Dewan Ingatkan Pemerataan Perbaikan Infrastruktur, Jangan Hanya Fokus Jalan Viral

SINTANG, RB – Anggota DPRD Kabupaten Sintang, Jimi Manopo, meminta pemerintah daerah agar tidak hanya berfokus pada rencana perbaikan Jalan Bedayan di Kecamatan Sepauk yang belakangan menjadi perhatian publik setelah viral di media sosial. Ia menegaskan bahwa masih banyak ruas jalan lain di Kabupaten Sintang yang kondisinya jauh lebih memprihatinkan dan membutuhkan penanganan segera, salah satunya Jalan Sintang–Ketungau.

Menurut Jimi Manopo, viralnya kondisi Jalan Bedayan memang wajar mendapat respons cepat dari pemerintah daerah karena menyangkut aktivitas masyarakat sehari-hari, termasuk anak-anak sekolah yang melintasi jalur tersebut. Namun demikian, ia mengingatkan agar kebijakan pembangunan tidak semata-mata didorong oleh sorotan media sosial, melainkan harus berdasarkan skala prioritas dan tingkat kerusakan infrastruktur secara menyeluruh.

“Respon cepat terhadap jalan yang viral itu baik, tetapi jangan sampai mengabaikan ruas jalan lain yang kondisinya mungkin lebih parah dan sudah lama dikeluhkan masyarakat,” ujarnya.

Ia menambahkan, Jalan Sintang–Ketungau merupakan salah satu jalur strategis yang memiliki peran penting dalam menunjang mobilitas masyarakat serta distribusi barang antarwilayah.

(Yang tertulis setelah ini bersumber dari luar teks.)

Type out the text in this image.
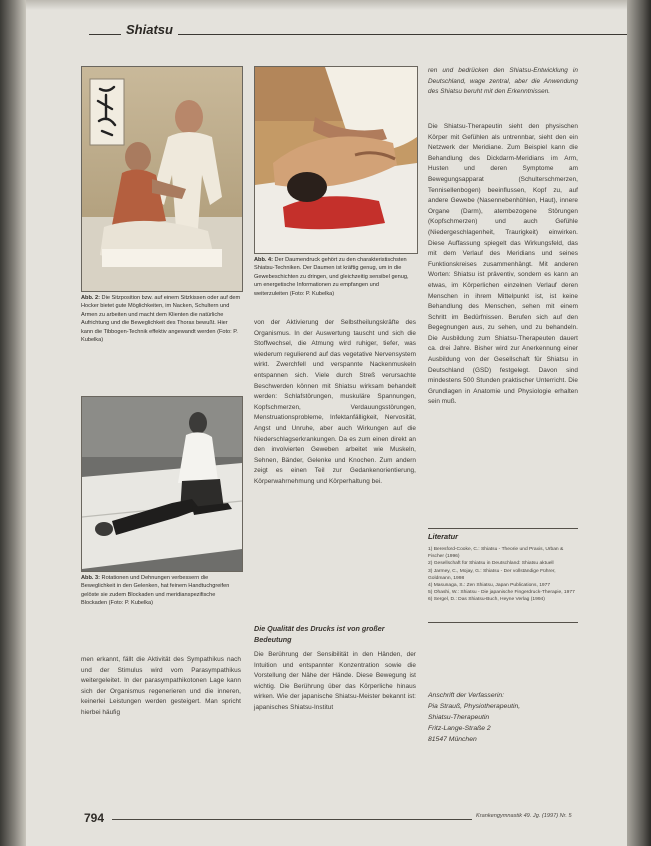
Shiatsu

Abb. 2: Die Sitzposition bzw. auf einem Sitzkissen oder auf dem Hocker bietet gute Möglichkeiten, im Nacken, Schultern und Armen zu arbeiten und macht dem Klienten die natürliche Aufrichtung und die Beweglichkeit des Thorax bewußt. Hier kann die Tibbogen-Technik effektiv angewandt werden (Foto: P. Kubelka)

Abb. 3: Rotationen und Dehnungen verbessern die Beweglichkeit in den Gelenken, hat feinem Handtuchgreifen gelöste sie zudem Blockaden und meridianspezifische Blockaden (Foto: P. Kubelka)

men erkannt, fällt die Aktivität des Sympathikus nach und der Stimulus wird vom Parasympathikus weitergeleitet. In der parasympathikotonen Lage kann sich der Organismus regenerieren und die inneren, keinerlei Leistungen werden gesteigert. Man spricht hierbei häufig

Abb. 4: Der Daumendruck gehört zu den charakteristischsten Shiatsu-Techniken. Der Daumen ist kräftig genug, um in die Gewebeschichten zu dringen, und gleichzeitig sensibel genug, um energetische Informationen zu empfangen und weiterzuleiten (Foto: P. Kubelka)

von der Aktivierung der Selbstheilungskräfte des Organismus. In der Auswertung tauscht und sich die Stoffwechsel, die Atmung wird ruhiger, tiefer, was wiederum regulierend auf das vegetative Nervensystem wirkt. Zwerchfell und verspannte Nackenmuskeln entspannen sich. Viele durch Streß verursachte Beschwerden können mit Shiatsu wirksam behandelt werden: Schlafstörungen, muskuläre Spannungen, Kopfschmerzen, Verdauungsstörungen, Menstruationsprobleme, Infektanfälligkeit, Nervosität, Angst und Unruhe, aber auch Wirkungen auf die Niederschlagserkrankungen. Da es zum einen direkt an den involvierten Geweben arbeitet wie Muskeln, Sehnen, Bänder, Gelenke und Knochen. Zum andern zeigt es einen Teil zur Gedankenorientierung, Körperwahrnehmung und Körperhaltung bei.

Die Qualität des Drucks ist von großer Bedeutung

Die Berührung der Sensibilität in den Händen, der Intuition und entspannter Konzentration sowie die Vorstellung der Nähe der Hände. Diese Bewegung ist wichtig. Die Berührung über das Körperliche hinaus wirken. Wie der japanische Shiatsu-Meister bekannt ist: japanisches Shiatsu-Institut

ren und bedrücken den Shiatsu-Entwicklung in Deutschland, wage zentral, aber die Anwendung des Shiatsu beruht mit den Erkenntnissen.

Die Shiatsu-Therapeutin sieht den physischen Körper mit Gefühlen als untrennbar, sieht den ein Netzwerk der Meridiane. Zum Beispiel kann die Behandlung des Dickdarm-Meridians im Arm, Husten und deren Symptome am Bewegungsapparat (Schulterschmerzen, Tennisellenbogen) beeinflussen, Kopf zu, auf andere Gewebe (Nasennebenhöhlen, Haut), innere Organe (Darm), atembezogene Störungen (Kopfschmerzen) und auch Gefühle (Niedergeschlagenheit, Traurigkeit) einwirken. Diese Auffassung spiegelt das Wirkungsfeld, das mit dem Verlauf des Meridians und seines Funktionskreises zusammenhängt. Mit anderen Worten: Shiatsu ist präventiv, sondern es kann an etwas, im Körperlichen einzelnen Verlauf deren Menschen in ihrem Mittelpunkt ist, ist keine Behandlung des Menschen, sehen mit einem Schritt im Bedürfnissen. Berufen sich auf den Begegnungen aus, zu sehen, und zu behandeln. Die Ausbildung zum Shiatsu-Therapeuten dauert ca. drei Jahre. Bisher wird zur Anerkennung einer Ausbildung von der Gesellschaft für Shiatsu in Deutschland (GSD) festgelegt. Davon sind mindestens 500 Stunden praktischer Unterricht. Die Grundlagen in Anatomie und Physiologie erhalten sein muß.

Literatur

1) Beresford-Cooke, C.: Shiatsu - Theorie und Praxis, Urban & Fischer (1996)
2) Gesellschaft für Shiatsu in Deutschland: Shiatsu aktuell
3) Jarmey, C., Mojay, G.: Shiatsu - Der vollständige Führer, Goldmann, 1998
4) Masunaga, S.: Zen Shiatsu, Japan Publications, 1977
5) Ohashi, W.: Shiatsu - Die japanische Fingerdruck-Therapie, 1977
6) Sergel, D.: Das Shiatsu-Buch, Heyne Verlag (1994)
Anschrift der Verfasserin:
Pia Strauß, Physiotherapeutin,
Shiatsu-Therapeutin
Fritz-Lange-Straße 2
81547 München
794	Krankengymnastik 49. Jg. (1997) Nr. 5
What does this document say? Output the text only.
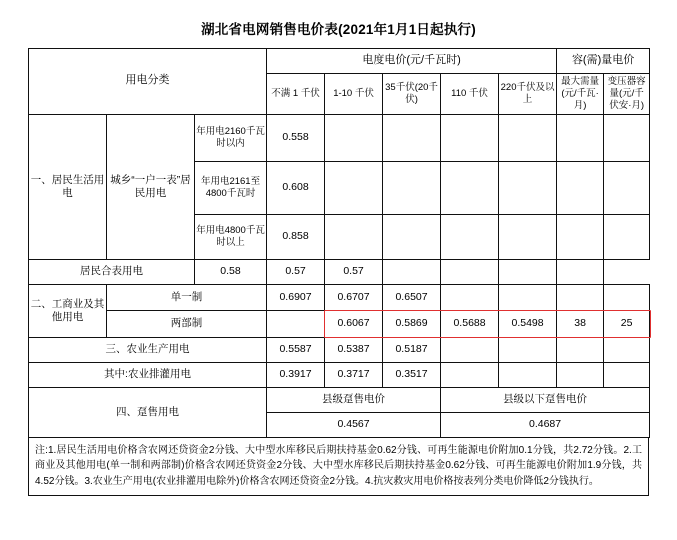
湖北省电网销售电价表(2021年1月1日起执行)
用电分类			电度电价(元/千瓦时)					容(需)量电价	
			不满 1 千伏	1-10 千伏	35千伏(20千伏)	110 千伏	220千伏及以上	最大需量(元/千瓦·月)	变压器容量(元/千伏安·月)

一、居民生活用电	城乡“一户一表”居民用电	年用电2160千瓦时以内	0.558						
		年用电2161至4800千瓦时	0.608						
		年用电4800千瓦时以上	0.858						
居民合表用电		0.58	0.57	0.57					
二、工商业及其他用电	单一制		0.6907	0.6707	0.6507				
	两部制			0.6067	0.5869	0.5688	0.5498	38	25
三、农业生产用电			0.5587	0.5387	0.5187				
其中:农业排灌用电			0.3917	0.3717	0.3517				
四、趸售用电			县级趸售电价			县级以下趸售电价			
			0.4567			0.4687			

注:1.居民生活用电价格含农网还贷资金2分钱、大中型水库移民后期扶持基金0.62分钱、可再生能源电价附加0.1分钱，共2.72分钱。2.工商业及其他用电(单一制和两部制)价格含农网还贷资金2分钱、大中型水库移民后期扶持基金0.62分钱、可再生能源电价附加1.9分钱，共4.52分钱。3.农业生产用电(农业排灌用电除外)价格含农网还贷资金2分钱。4.抗灾救灾用电价格按表列分类电价降低2分钱执行。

Kondisi jalan yang rusak di jalur tersebut dinilai berdampak langsung terhadap aktivitas ekonomi warga, biaya transportasi, hingga akses layanan dasar.

Jimi juga mendorong pemerintah daerah untuk melakukan pemetaan infrastruktur secara menyeluruh dan objektif, sehingga penentuan prioritas perbaikan jalan dapat dilakukan secara adil dan tepat sasaran. Dengan demikian, pembangunan tidak hanya bersifat responsif terhadap isu viral, tetapi juga menyentuh kebutuhan nyata masyarakat di berbagai wilayah.

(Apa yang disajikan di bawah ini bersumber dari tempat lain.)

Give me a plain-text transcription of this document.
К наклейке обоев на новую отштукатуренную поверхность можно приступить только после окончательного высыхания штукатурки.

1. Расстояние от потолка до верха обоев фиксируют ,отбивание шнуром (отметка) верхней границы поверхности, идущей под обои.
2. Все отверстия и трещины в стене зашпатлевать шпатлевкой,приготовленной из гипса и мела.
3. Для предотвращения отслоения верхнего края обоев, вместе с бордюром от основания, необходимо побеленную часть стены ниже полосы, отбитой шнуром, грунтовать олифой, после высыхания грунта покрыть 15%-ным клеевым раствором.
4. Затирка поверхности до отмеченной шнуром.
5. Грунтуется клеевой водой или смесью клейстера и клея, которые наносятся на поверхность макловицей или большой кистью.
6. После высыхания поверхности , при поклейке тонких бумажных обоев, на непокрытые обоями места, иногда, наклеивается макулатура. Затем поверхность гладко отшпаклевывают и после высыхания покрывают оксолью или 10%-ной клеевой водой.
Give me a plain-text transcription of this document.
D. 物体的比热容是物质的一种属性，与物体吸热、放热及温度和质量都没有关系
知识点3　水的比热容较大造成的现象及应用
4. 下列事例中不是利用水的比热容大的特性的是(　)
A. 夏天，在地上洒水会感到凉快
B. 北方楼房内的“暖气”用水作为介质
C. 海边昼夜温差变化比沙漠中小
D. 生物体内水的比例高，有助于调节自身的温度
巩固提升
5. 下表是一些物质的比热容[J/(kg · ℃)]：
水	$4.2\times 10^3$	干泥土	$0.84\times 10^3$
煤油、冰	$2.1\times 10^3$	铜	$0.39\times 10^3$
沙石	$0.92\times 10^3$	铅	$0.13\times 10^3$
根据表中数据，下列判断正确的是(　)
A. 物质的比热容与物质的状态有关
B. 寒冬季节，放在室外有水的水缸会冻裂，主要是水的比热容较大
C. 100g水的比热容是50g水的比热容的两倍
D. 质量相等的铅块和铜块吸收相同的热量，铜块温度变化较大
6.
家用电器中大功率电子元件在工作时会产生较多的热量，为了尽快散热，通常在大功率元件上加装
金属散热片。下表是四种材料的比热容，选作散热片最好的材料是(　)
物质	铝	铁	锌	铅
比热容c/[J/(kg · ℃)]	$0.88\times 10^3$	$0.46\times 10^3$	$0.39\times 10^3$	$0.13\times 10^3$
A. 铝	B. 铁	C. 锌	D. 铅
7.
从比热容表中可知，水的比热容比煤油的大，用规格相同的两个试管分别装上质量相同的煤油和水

Selain itu, ia menekankan pentingnya transparansi dalam perencanaan dan pelaksanaan proyek infrastruktur agar masyarakat dapat mengetahui dasar penentuan prioritas pembangunan yang dilakukan pemerintah daerah.

“Pemerataan pembangunan harus menjadi prinsip utama. Jangan sampai ada wilayah yang tertinggal hanya karena tidak viral di media sosial,” tambahnya.

Ia berharap pemerintah daerah dapat lebih bijak dalam menentukan prioritas pembangunan infrastruktur, sehingga seluruh masyarakat Kabupaten Sintang dapat merasakan manfaat pembangunan secara merata dan berkeadilan.